Fetullahçı Terör Örgütü’nün (FETÖ) darbe teşebbüsü sırasında Cumhurbaşkanı Recep Tayyip Erdoğan’a yönelik suikast girişimi ve iki polisin şehit edildiği saldırıya ilişkin davanın sanıklarından eski 3. Kara Havacılık Alay Komutanı Albay Murat Dağlı, sanıklardan Özcan Karacan’ın helikopterin konum bilgilerini veren takip cihazlarının kapalı tutulmasını istediğini belirterek, “Helikopterlerdeki takip sistemlerinin kapatılması, görevi verenin bizi takip edememesi anlamına geliyor. Bu bana pek anlamlı gelmedi ama emir bu şekilde olduğu için uyguladık.” dedi.
Muğla 2. Ağır Ceza Mahkemesince geçen hafta cuma günü ara verilen duruşmaya bugün devam edildi. Muğla Ticaret ve Sanayi Odası’nın konferans salonundaki duruşmada, sanıkların helikopterlerle nakillerini sağladığı ve uçuş yapacak personeli belirlediği iddia edilen eski Albay Murat Dağlı savunmasını yaptı.
3. Kara Havacılık Alay Komutanlığı’na ait Cougar marka helikopterlerden ilkinin birinci pilotu olan Dağlı, 15 Temmuz’dan bir gün önce yapılan törenle alay komutanlığı görevini devraldığını ifade ederek, Kara Havacılık Komutanlığı görevine
vekalet eden eski Tuğgeneral Ünsal Coşkun’un kendisini arayarak, 4 helikopter hazırlamasını istediğini, görevin mahiyeti ve nereye gidileceği konusunda bilgi vermediğini iddia etti.

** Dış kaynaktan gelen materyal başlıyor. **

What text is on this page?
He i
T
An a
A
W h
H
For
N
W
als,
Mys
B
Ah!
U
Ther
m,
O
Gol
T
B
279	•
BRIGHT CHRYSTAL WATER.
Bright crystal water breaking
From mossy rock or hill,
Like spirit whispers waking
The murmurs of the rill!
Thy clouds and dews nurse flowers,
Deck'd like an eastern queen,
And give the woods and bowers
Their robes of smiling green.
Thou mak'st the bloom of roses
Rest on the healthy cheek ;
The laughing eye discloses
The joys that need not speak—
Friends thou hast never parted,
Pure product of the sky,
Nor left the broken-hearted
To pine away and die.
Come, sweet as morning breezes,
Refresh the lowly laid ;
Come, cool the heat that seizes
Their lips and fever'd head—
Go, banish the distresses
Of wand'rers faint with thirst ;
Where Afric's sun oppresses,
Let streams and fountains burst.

Harekat Merkezi’ndeki nöbetçinin uçuş yasağı başladığına dair kendisine bilgi verdiğini ifade eden Dağlı, “Yasak nedeniyle uçuşun iptal olacağını düşünerek eve gitmek için hazırlık yaptım. Saat 20.15 gibi Ünsal Paşa’yı aradım ve ‘Çıkıyorum’ dedim. ‘Nereye gidiyorsun, uçuş yasağı iptal oldu, göreve çıkılacak.’ dedi. Saat 21.30 sıralarında Kara Havacılıktan Özcan Karacan aradı ve Çiğli’ye gideceğimizi söyledi. Israr etmeme rağmen görevin ne olduğunu söylemedi.” dedi.
Özcan Karacan’ın helikopterin konum bilgilerini veren takip cihazlarının kapalı tutulmasını istediğini de öne süren Dağlı, bu sistem sayesinde helikopterlerin Kara Havacılık Komuta Merkezince takip edilebildiğini belirterek, “Helikopterlerdeki takip sistemlerinin kapatılması, görevi verenin bizi takip edememesi anlamına geliyor. Bu, bana pek anlamlı gelmedi ama emir bu şekilde olduğu için uyguladık.” diye konuştu.